Normal koşullarda bir ülkenin
parası dış değerini kaybettiğinde ihracat ucuzlayacağı için talep artışı
nedeniyle ihracatının artması ithalat pahalanacağı için talep düşüşü nedeniyle ithalatının
düşmesi gerekir. İhracat artıyor ama TL’deki hızlı değer kaybına yanıt
verebilecek yükseklikte artmıyor. Bunun nedeni ihracatımızın yöneldiği başta
Avrupa olmak üzere, ülkelerde yaşanan sıkıntılar. İhraç ürünlerimizin çoğu talep/fiyat
esnekliği yüksek olduğu için sıkıntılı durumlarda çabuk vazgeçilen mallardan
oluşuyor. O nedenle ihracatımız kurdaki değişime göre beklendiği kadar
artmıyor. Buna karşılık ithal ettiğimiz mallar, başta petrol ve doğal gaz olmak
üzere, talep/fiyat esnekliği düşük mallar olduğu için onlardan kolay
vazgeçilemiyor, fiyatları artsa da ithal edilmeye devam ediliyor ve ithalatı kur
artışına karşın yükseltiyor. Enerjide özellikle Rusya – Ukrayna savaşıyla
birlikte ortaya çıkan fiyat artışlarının etkisini elimine ederek karşılaştırmaları
enerji hariç ithalat olarak yaparsak çok daha makul sonuçlara ulaşıyoruz. Ne var
ki ödediğimiz fatura enerji dâhil fatura olduğu için konuya her şey dâhil
değerler olarak bakmak daha doğru.
İhracatımızın yüzde 55,4’ünü
(yüzde 41’i AB ülkeleri) Avrupa ülkelerine yapmış bulunuyoruz. Bir başka
ifadeyle Avrupa ülkeleri bizim en önemli ihracat kapımız. Bu ülkeler, her geçen
gün biraz daha artan ekonomik sıkıntılara doğru yuvarlanıyorlar. Örneğin Euro
Bölgesinde 12 aylık enflasyon oranı yüzde 10,1, büyüme yüzde 2,1 ve geriliyor,
bütçe açığı yüzde 5’in üzerine, kamu borç stokunun GSYH’ye oranı yüzde 95,6.

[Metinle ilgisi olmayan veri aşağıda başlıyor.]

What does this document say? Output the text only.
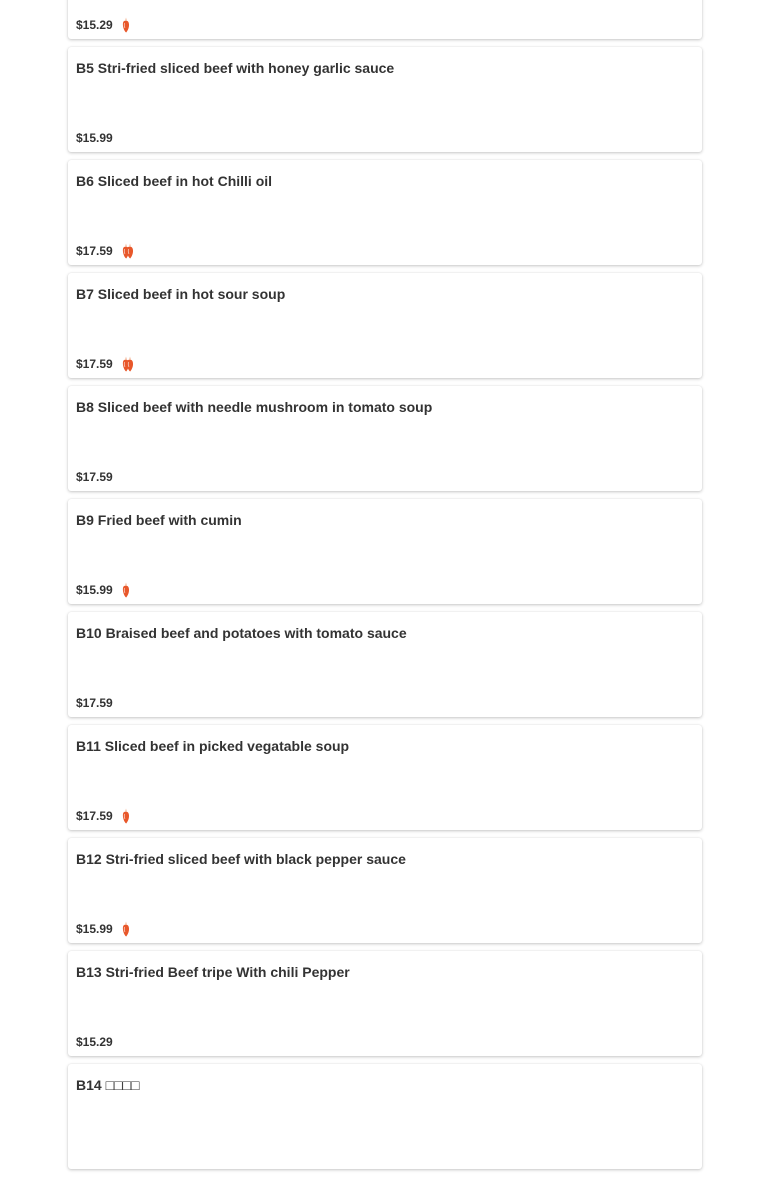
$15.29
B5 Stri-fried sliced beef with honey garlic sauce
$15.99
B6 Sliced beef in hot Chilli oil
$17.59
B7 Sliced beef in hot sour soup
$17.59
B8 Sliced beef with needle mushroom in tomato soup
$17.59
B9 Fried beef with cumin
$15.99
B10 Braised beef and potatoes with tomato sauce
$17.59
B11 Sliced beef in picked vegatable soup
$17.59
B12 Stri-fried sliced beef with black pepper sauce
$15.99
B13 Stri-fried Beef tripe With chili Pepper
$15.29
B14 □□□□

Doğal gaz sıkıntısı her geçen gün bu tabloyu daha da kötü bir konuma itiyor. Bu
ülkelerde ekonomik sıkıntının büyümesi bizim açımızdan ihracatın sıkıntıya
girmesi anlamına geliyor. İhracatımızın düşmesinin bir başka önemli nedeni Euro’nun
dolara karşı değer kaybetmesidir. İhracattan elde ettiğimiz dövizin büyük kısmı
Euro olduğu için dolara çevrilirken parite kaybının etkisi ortaya çıkıyor.
İthalatımızın en önde gelen
kaynakları Rusya (yüzde 16,5) ve Çin (yüzde 11,7.) Rusya’dan ithalatımızda ilk
sırayı doğal gaz alıyor. Türkiye’nin doğal gaz ithalatında bir sorun bulunmuyor.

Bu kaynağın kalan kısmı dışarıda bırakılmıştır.